Just a month after the Wild and Lawless Horse Show took place over the Canada Day long weekend, the Black Gold Reining Show is slated to run Saturday and Sunday at Dawson Creek’s Lakota Agri-Centre.
As of Wednesday afternoon, organizers reported 73 horses entered from as far away as southern Saskatchewan, Calgary, Smithers and Prince George and as close as the communities around the Peace Country.
Prior to moving to Dawson Creek this year, the show was held for one year in Grande Prairie and before that was in Fairview for three years.
“It has been growing bigger and bigger,” said Dallas Schwerdt, the show’s general manager who moved the show to Dawson Creek because the Agri-centre had the stalls to accommodate the visiting horses.
“Dawson was the facility that could meet our large [exhibitors] and they have been phenomenal to work with. The board of directors there has been excellent.
“The biggest thing was the stalling. [Grande Prairie’s] Evergreen Park has the stalls, but with the race track and the wagon people there they couldn’t guarantee the stalls we may need, whereas Lakota made it happen for us.”
This will be the first year the show has been approved by the National Reining Horse Association.

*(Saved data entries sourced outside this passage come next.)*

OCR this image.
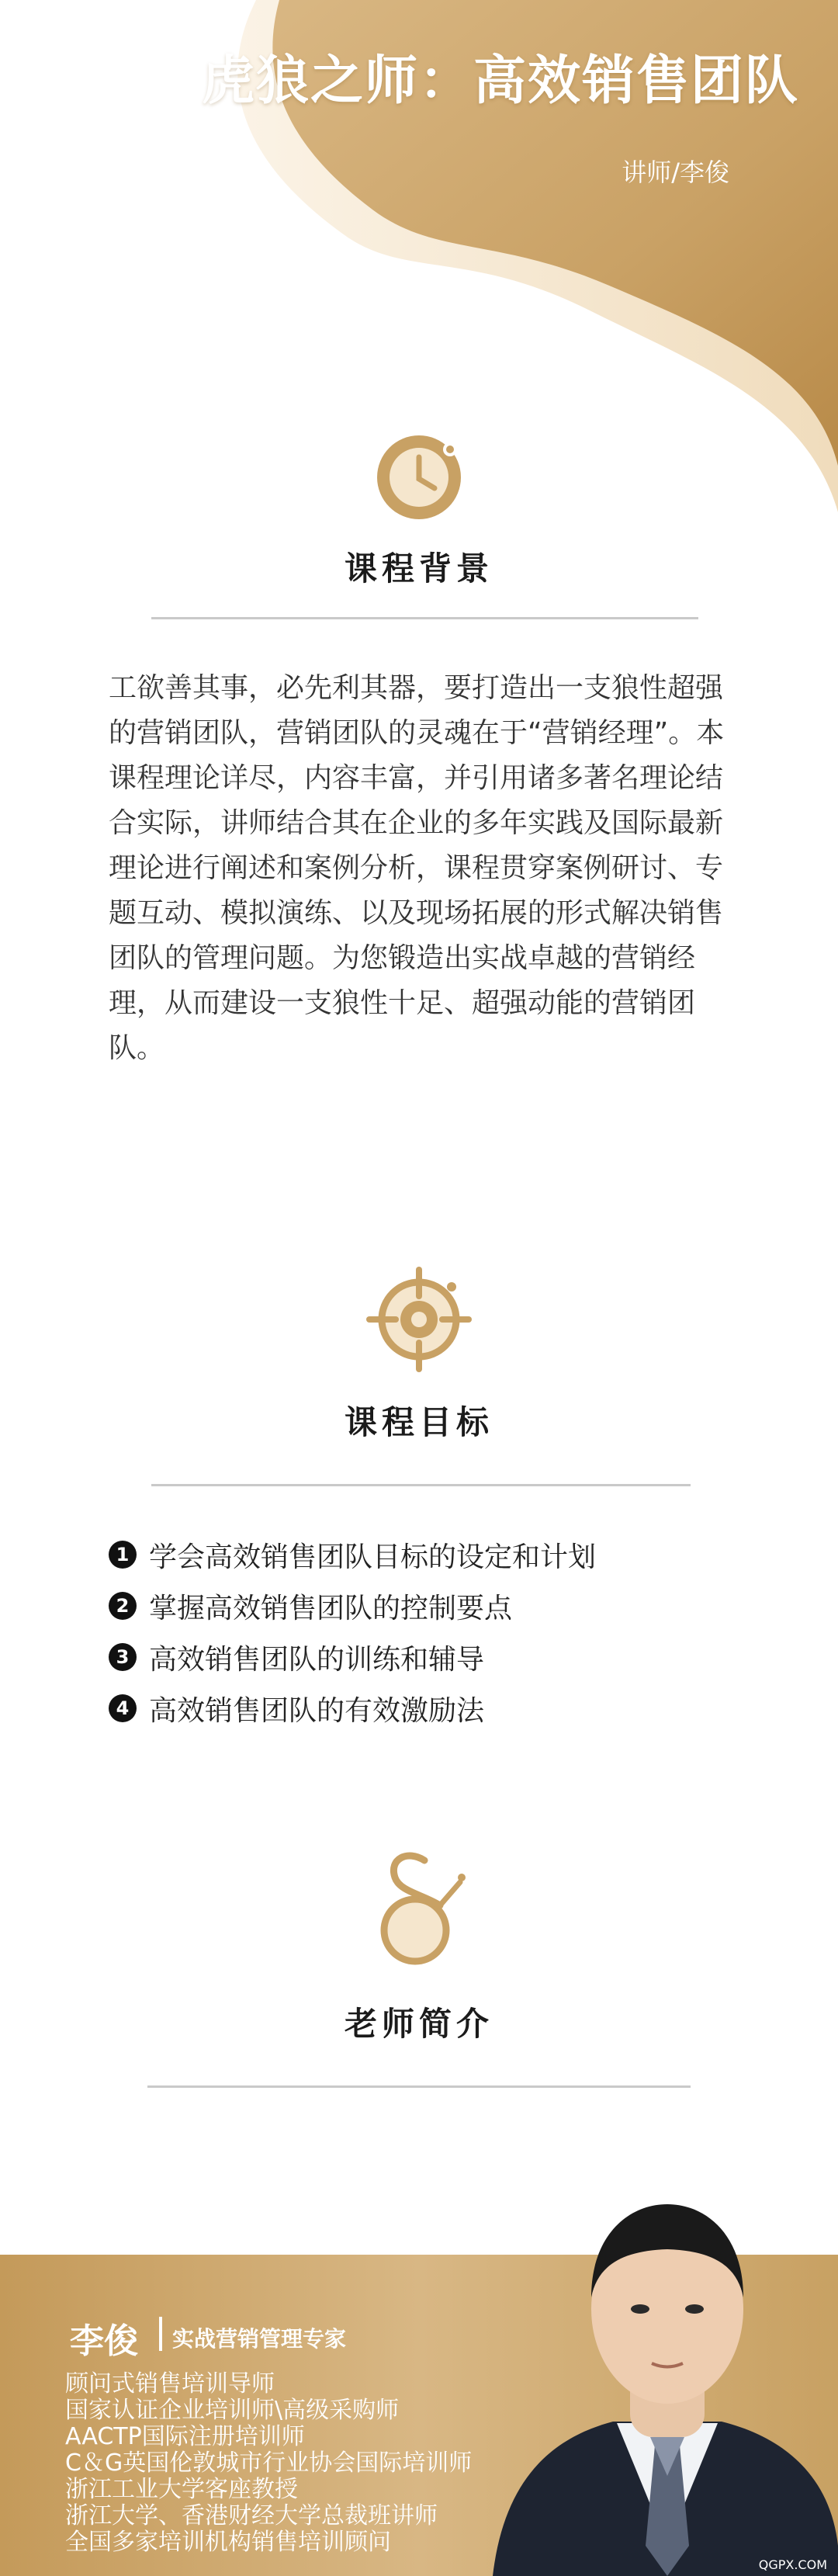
虎狼之师：高效销售团队
讲师/李俊
课程背景
工欲善其事，必先利其器，要打造出一支狼性超强的营销团队，营销团队的灵魂在于“营销经理”。本课程理论详尽，内容丰富，并引用诸多著名理论结合实际，讲师结合其在企业的多年实践及国际最新理论进行阐述和案例分析，课程贯穿案例研讨、专题互动、模拟演练、以及现场拓展的形式解决销售团队的管理问题。为您锻造出实战卓越的营销经理，从而建设一支狼性十足、超强动能的营销团队。
课程目标
1 学会高效销售团队目标的设定和计划
2 掌握高效销售团队的控制要点
3 高效销售团队的训练和辅导
4 高效销售团队的有效激励法
老师简介
李俊 实战营销管理专家
顾问式销售培训导师
国家认证企业培训师\高级采购师
AACTP国际注册培训师
C＆G英国伦敦城市行业协会国际培训师
浙江工业大学客座教授
浙江大学、香港财经大学总裁班讲师
全国多家培训机构销售培训顾问
QGPX.COM
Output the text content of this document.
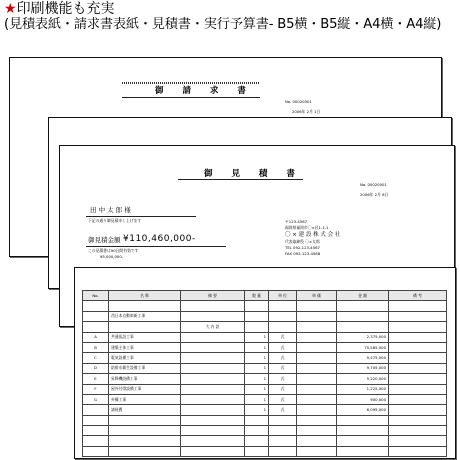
★印刷機能も充実
(見積表紙・請求書表紙・見積書・実行予算書- B5横・B5縦・A4横・A4縦)
御 請 求 書
No. 00020001
2006年 2月 1日
御 見 積 書
No. 00020001
2006年 2月 6日
田 中 太 郎 様
下記の通り御見積申し上げます
御見積金額 ¥110,460,000-
この見積書は90日間有効です
¥5,000,000-
〒123-4567
福岡県福岡市〇×区1-1-1
〇 × 建 設 株 式 会 社
代表取締役 〇×太郎
TEL 092-123-4567
FAX 092-123-4568
No.	名 称	摘 要	数 量	単 位	単 価	金 額	備 考

	西日本自動車新工事						
		大 内 訳					
A	共通仮設工事		1	式		2,375,000	
B	建築主体工事		1	式		75,585,000	
C	電気設備工事		1	式		9,575,000	
D	給排水衛生設備工事		1	式		9,705,000	
E	昇降機設備工事		1	式		5,220,000	
F	屋外付帯設備工事		1	式		1,225,000	
G	外構工事		1	式		900,000	
	諸経費		1	式		6,095,000	
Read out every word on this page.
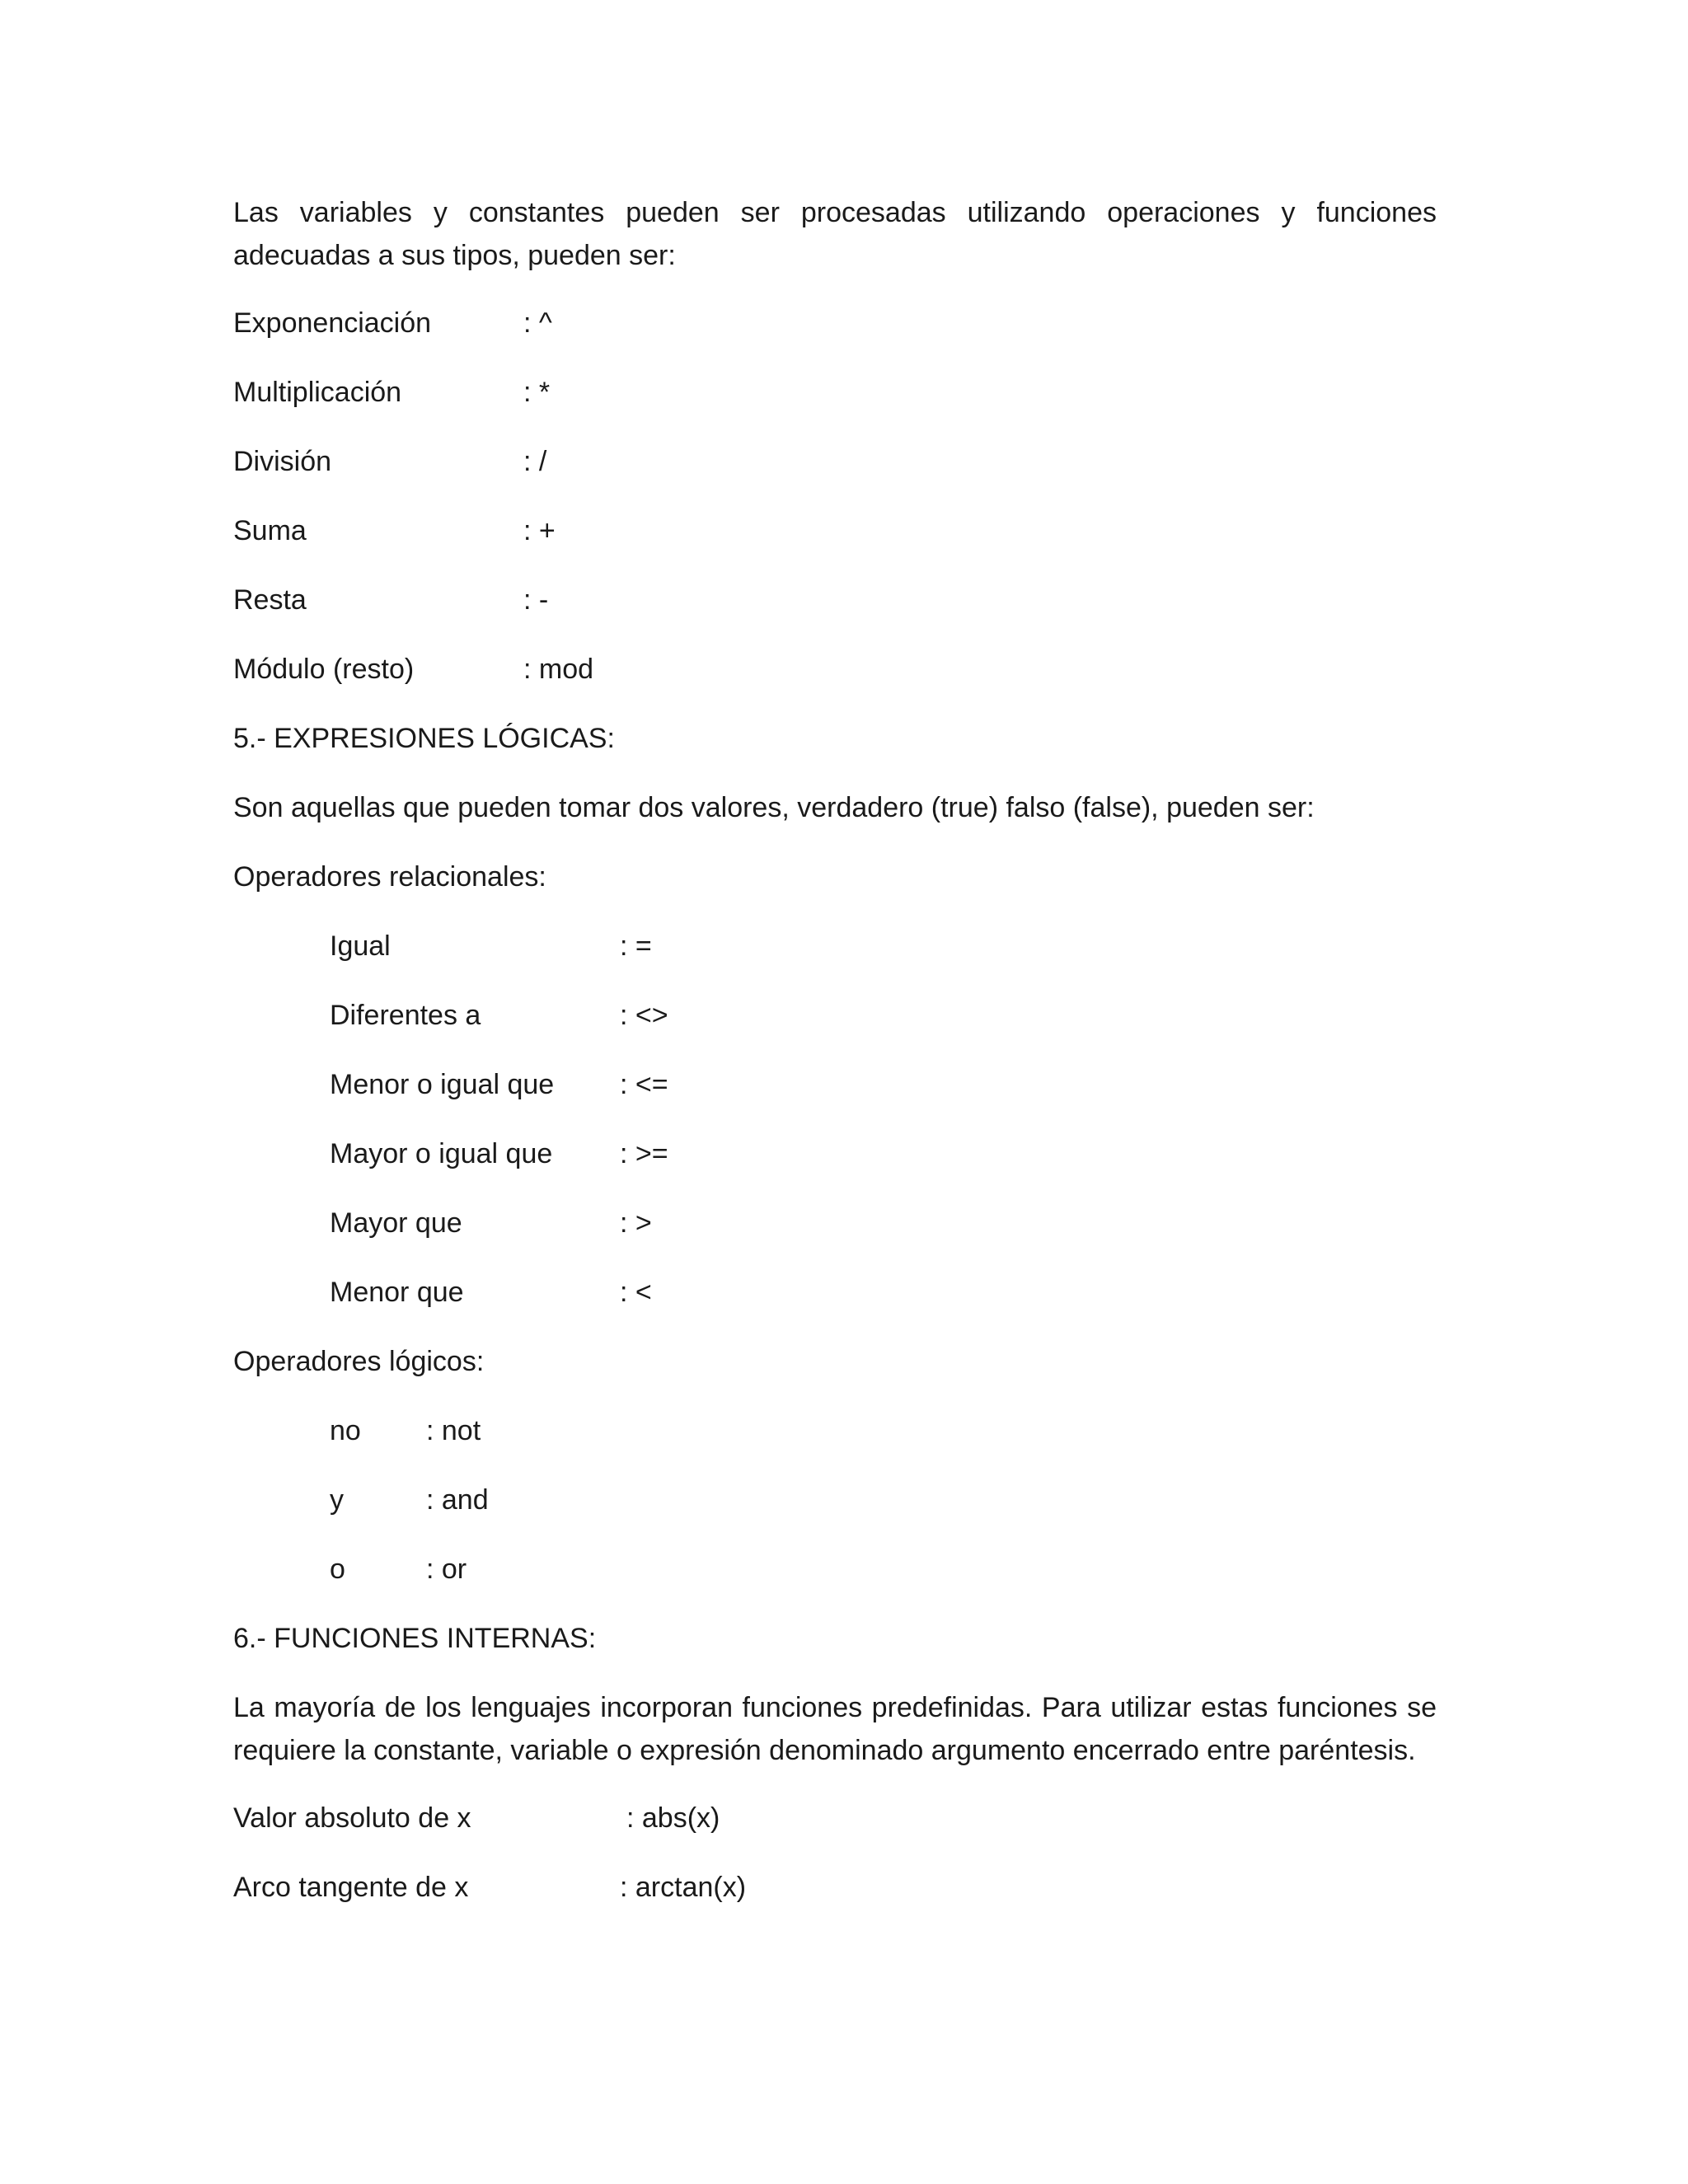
Las variables y constantes pueden ser procesadas utilizando operaciones y funciones adecuadas a sus tipos, pueden ser:

Exponenciación	: ^
Multiplicación	: *
División	: /
Suma	: +
Resta	: -
Módulo (resto)	: mod
5.- EXPRESIONES LÓGICAS:
Son aquellas que pueden tomar dos valores, verdadero (true) falso (false), pueden ser:
Operadores relacionales:
Igual	: =
Diferentes a	: <>
Menor o igual que : <=
Mayor o igual que : >=
Mayor que	: >
Menor que	: <
Operadores lógicos:
no : not
y	: and
o	: or
6.- FUNCIONES INTERNAS:

La mayoría de los lenguajes incorporan funciones predefinidas. Para utilizar estas funciones se requiere la constante, variable o expresión denominado argumento encerrado entre paréntesis.

Valor absoluto de x	: abs(x)
Arco tangente de x	: arctan(x)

There will be some top-notch riders and horses at the event, including some horses that have been to many of the major shows in Texas and Oklahoma and one horse that appeared in an Olympic Games.
However, the organizers also encourage riders of other ability levels to participate and gain some competitive experience.
“We are trying to make it a fun event,” said Schwerdt.
“We still have what we call grassroots classes. Those are the classes for people who have less experience and can get their feet wet and get the experience of going into the show pen and get some feedback from our judges so they can improve. We are trying to make it a nice, un-intimidating environment.”
The competition runs from 8 a.m. to 4 p.m. both Saturday and Sunday, and admission is free.
Organizers will hold a money-added non-pro derby for those people who do reining as a hobby on the Saturday night and half the pot will go to the Peace Area Riding for the Disabled Society.
As well, there will be a couple of singers performing after the derby Saturday night.
For those unfamiliar with reining and the scoring system the judges use, “each class is assigned a specific pattern that all participants in that class must follow,” reads a pamphlet distributed by the organizers.
“Every competitor enters the arena with a score of 70. From that point on each maneuver is judged based on difficulty and correctness of the maneuver – maneuvers are assigned a score of -1 ½, -1, -½ , 0, +½, +1, + 1 ½…. There are also various penalty points that may be assigned such as break of gait, which results in an automatic two-point penalty. At the end of the run, the judge checks the bit being used to ensure that it is legal and then does a “walk around” of the horse to confirm that the rider has not caused injury to the animal via harsh use of the spurs or bits.”